Liu Da-nien, director of the Chung-Hua Institution for Economic Research’s Regional Development Study Center, says the U.S. is the world’s biggest economy, and with the challenges posed by China’s economy and manpower costs growing bigger by the day, there’s no reason for companies not to invest in the U.S.

He also sees a clear logic in Gou’s potential interest in Wisconsin as well as Michigan and Ohio as investment destinations.

“These states are all part of the Rust Belt around the Great Lakes, and are states mainly involved in traditional manufacturing sectors. But many businesses have moved away in recent years, and Trump promised in these states to bring jobs and manufacturing back,” Liu says.

“Terry Gou is just giving Trump what he wants,” Liu believes. These states already have existing manufacturing strength and infrastructure, and now Wisconsin is offering huge tax breaks and hundreds of acres of land. “Where else would somebody be willing to come up with those kinds of conditions?” he says.

The idea of “bringing manufacturing back to the United States” was actually advocated by Barack Obama when he was still president, and incumbent President Donald Trump is simply continuing it.

“But during Obama’s time in office from 2008 to 2016, far more manufacturers left the U.S. than returned there, so Obama’s advocacy did not have any concrete results. If Trump can leverage Gou’s investment to create jobs and boost the economy, it will turn into political capital for him in the future,” Liu says.

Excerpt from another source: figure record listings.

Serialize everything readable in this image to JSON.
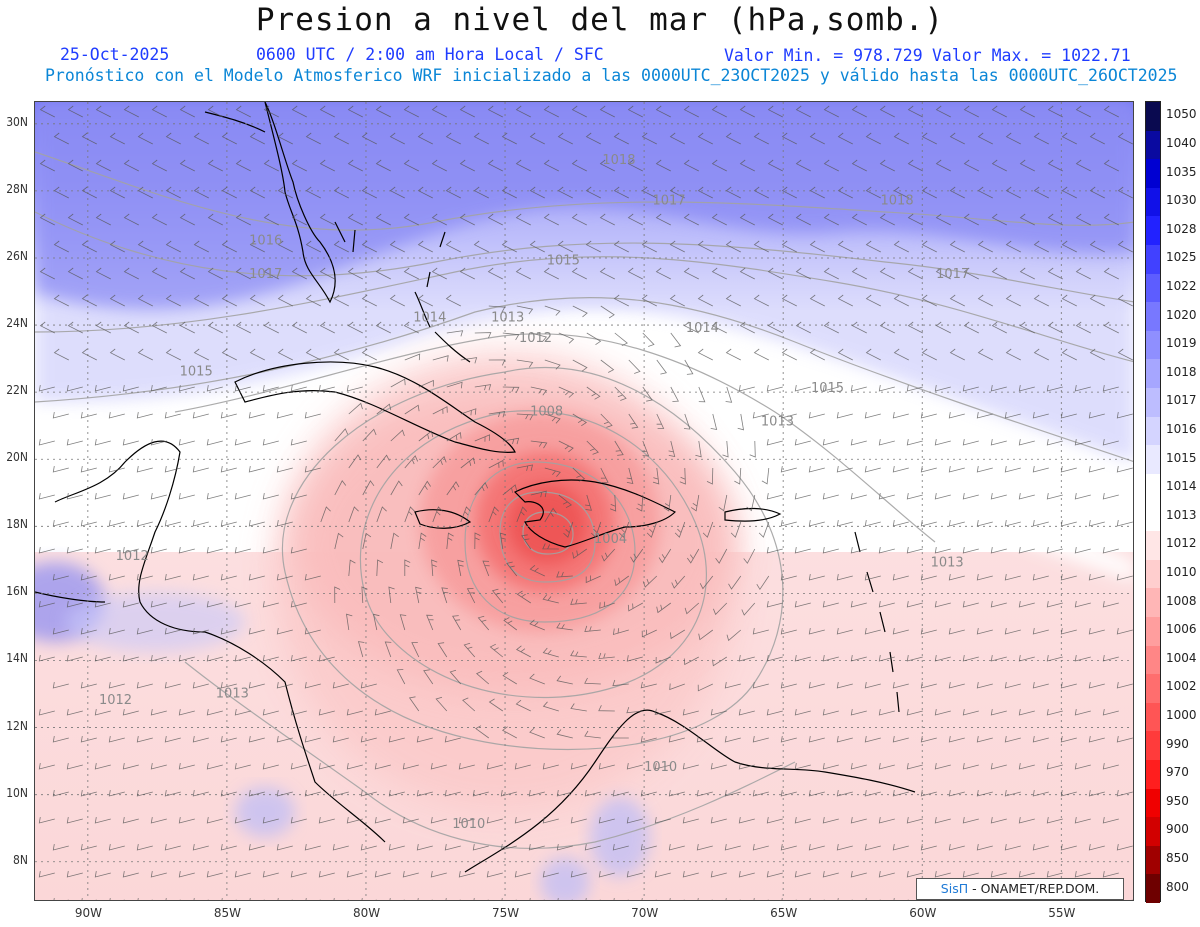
{
  "header": {
    "title": "Presion a nivel del mar (hPa,somb.)",
    "date": "25-Oct-2025",
    "time": "0600 UTC / 2:00 am Hora Local / SFC",
    "min_value": "Valor Min. = 978.729",
    "max_value": "Valor Max. = 1022.71",
    "forecast_info": "Pronóstico con el Modelo Atmosferico WRF inicializado a las 0000UTC_23OCT2025 y válido hasta las  0000UTC_26OCT2025"
  },
  "axes": {
    "lat_labels": [
      "30N",
      "28N",
      "26N",
      "24N",
      "22N",
      "20N",
      "18N",
      "16N",
      "14N",
      "12N",
      "10N",
      "8N"
    ],
    "lon_labels": [
      "90W",
      "85W",
      "80W",
      "75W",
      "70W",
      "65W",
      "60W",
      "55W"
    ]
  },
  "colorbar": {
    "labels": [
      "1050",
      "1040",
      "1035",
      "1030",
      "1028",
      "1025",
      "1022",
      "1020",
      "1019",
      "1018",
      "1017",
      "1016",
      "1015",
      "1014",
      "1013",
      "1012",
      "1010",
      "1008",
      "1006",
      "1004",
      "1002",
      "1000",
      "990",
      "970",
      "950",
      "900",
      "850",
      "800"
    ],
    "colors": [
      "#0a0a50",
      "#0a0aa0",
      "#0000d2",
      "#1111e8",
      "#2222ff",
      "#4141ff",
      "#5d5dff",
      "#7878ff",
      "#8f8fff",
      "#a6a6ff",
      "#bdbdff",
      "#d4d4ff",
      "#e9e9ff",
      "#ffffff",
      "#ffffff",
      "#ffe6e6",
      "#ffcece",
      "#ffb6b6",
      "#ff9e9e",
      "#ff8686",
      "#ff6e6e",
      "#ff5555",
      "#ff3b3b",
      "#ff1e1e",
      "#f00000",
      "#d20000",
      "#a00000",
      "#6e0000"
    ]
  },
  "contour_labels": [
    {
      "text": "1018",
      "lon": -71.5,
      "lat": 28.8
    },
    {
      "text": "1017",
      "lon": -69.7,
      "lat": 27.6
    },
    {
      "text": "1018",
      "lon": -61.5,
      "lat": 27.6
    },
    {
      "text": "1017",
      "lon": -59.5,
      "lat": 25.4
    },
    {
      "text": "1016",
      "lon": -84.2,
      "lat": 26.4
    },
    {
      "text": "1017",
      "lon": -84.2,
      "lat": 25.4
    },
    {
      "text": "1015",
      "lon": -73.5,
      "lat": 25.8
    },
    {
      "text": "1014",
      "lon": -78.3,
      "lat": 24.1
    },
    {
      "text": "1013",
      "lon": -75.5,
      "lat": 24.1
    },
    {
      "text": "1012",
      "lon": -74.5,
      "lat": 23.5
    },
    {
      "text": "1014",
      "lon": -68.5,
      "lat": 23.8
    },
    {
      "text": "1015",
      "lon": -86.7,
      "lat": 22.5
    },
    {
      "text": "1015",
      "lon": -64.0,
      "lat": 22.0
    },
    {
      "text": "1013",
      "lon": -65.8,
      "lat": 21.0
    },
    {
      "text": "1008",
      "lon": -74.1,
      "lat": 21.3
    },
    {
      "text": "1004",
      "lon": -71.8,
      "lat": 17.5
    },
    {
      "text": "1013",
      "lon": -59.7,
      "lat": 16.8
    },
    {
      "text": "1012",
      "lon": -89.6,
      "lat": 12.7
    },
    {
      "text": "1013",
      "lon": -85.4,
      "lat": 12.9
    },
    {
      "text": "1010",
      "lon": -70.0,
      "lat": 10.7
    },
    {
      "text": "1010",
      "lon": -76.9,
      "lat": 9.0
    },
    {
      "text": "1012",
      "lon": -89.0,
      "lat": 17.0
    }
  ],
  "legend_credit": {
    "sis": "SisΠ",
    "text": " - ONAMET/REP.DOM."
  },
  "layer_colors": {
    "high_pressure": "#6b6bf0",
    "neutral": "#ffffff",
    "low_pressure": "#f26060",
    "cyclone_center": "#ef4848",
    "coastline": "#000000",
    "contour": "#9a9a9a"
  }
}
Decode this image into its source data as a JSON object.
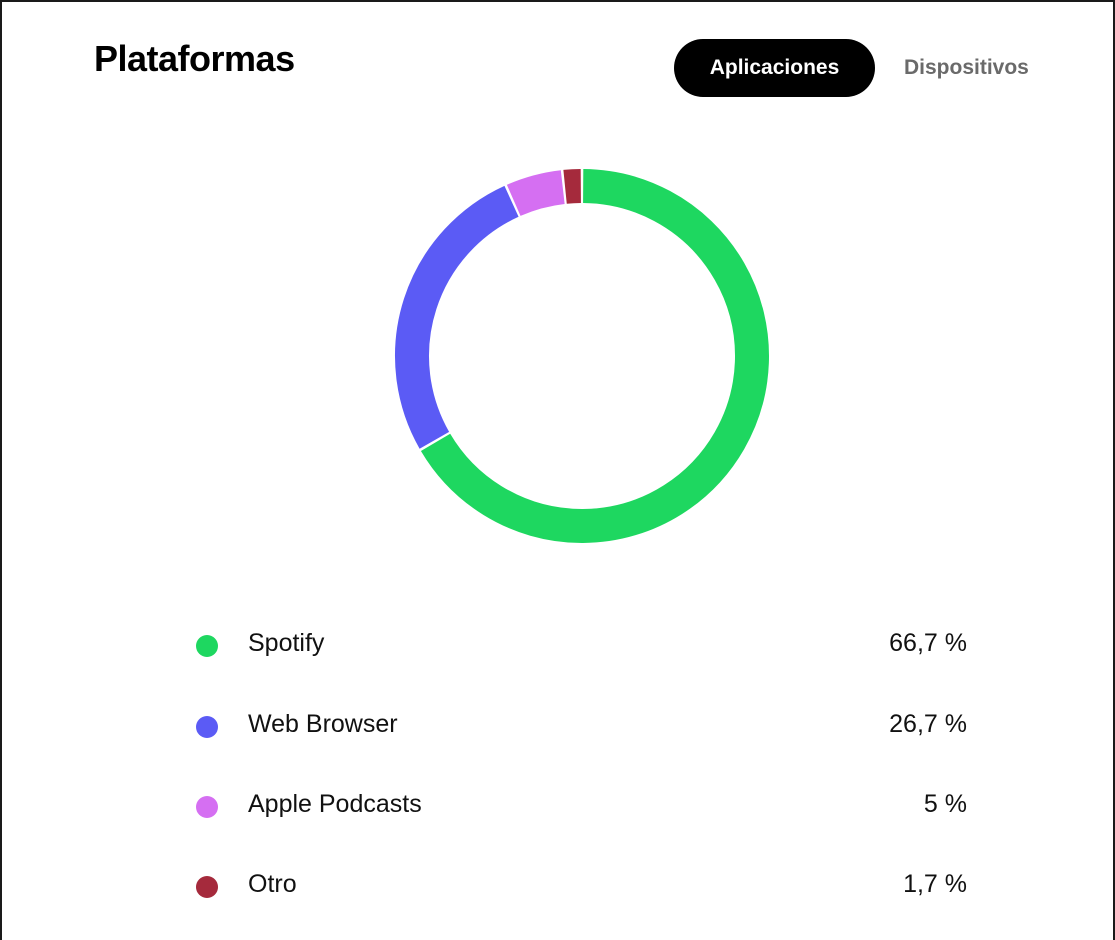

In fact, not long after Foxconn announced its plans to invest in Wisconsin, Japanese car maker Toyota announced a plan to partner with Mazda in investing US$1.6 billion in a new plant in the United States, which would likely produce SUVs.

“Terry Gou is somebody who looks at the overall strategy. I would not underestimate him,” observes an executive at a Korean supplier to Apple.

The ball is now in the Wisconsin State Senate’s court. How it decides will determine not only whether the world’s biggest electronics manufacturing services provider can build the first flat panel factory in the U.S., but also whether the Trump administration will be able to claim a political victory and how the global tech battle between Taiwan, China, Japan and South Korea plays out.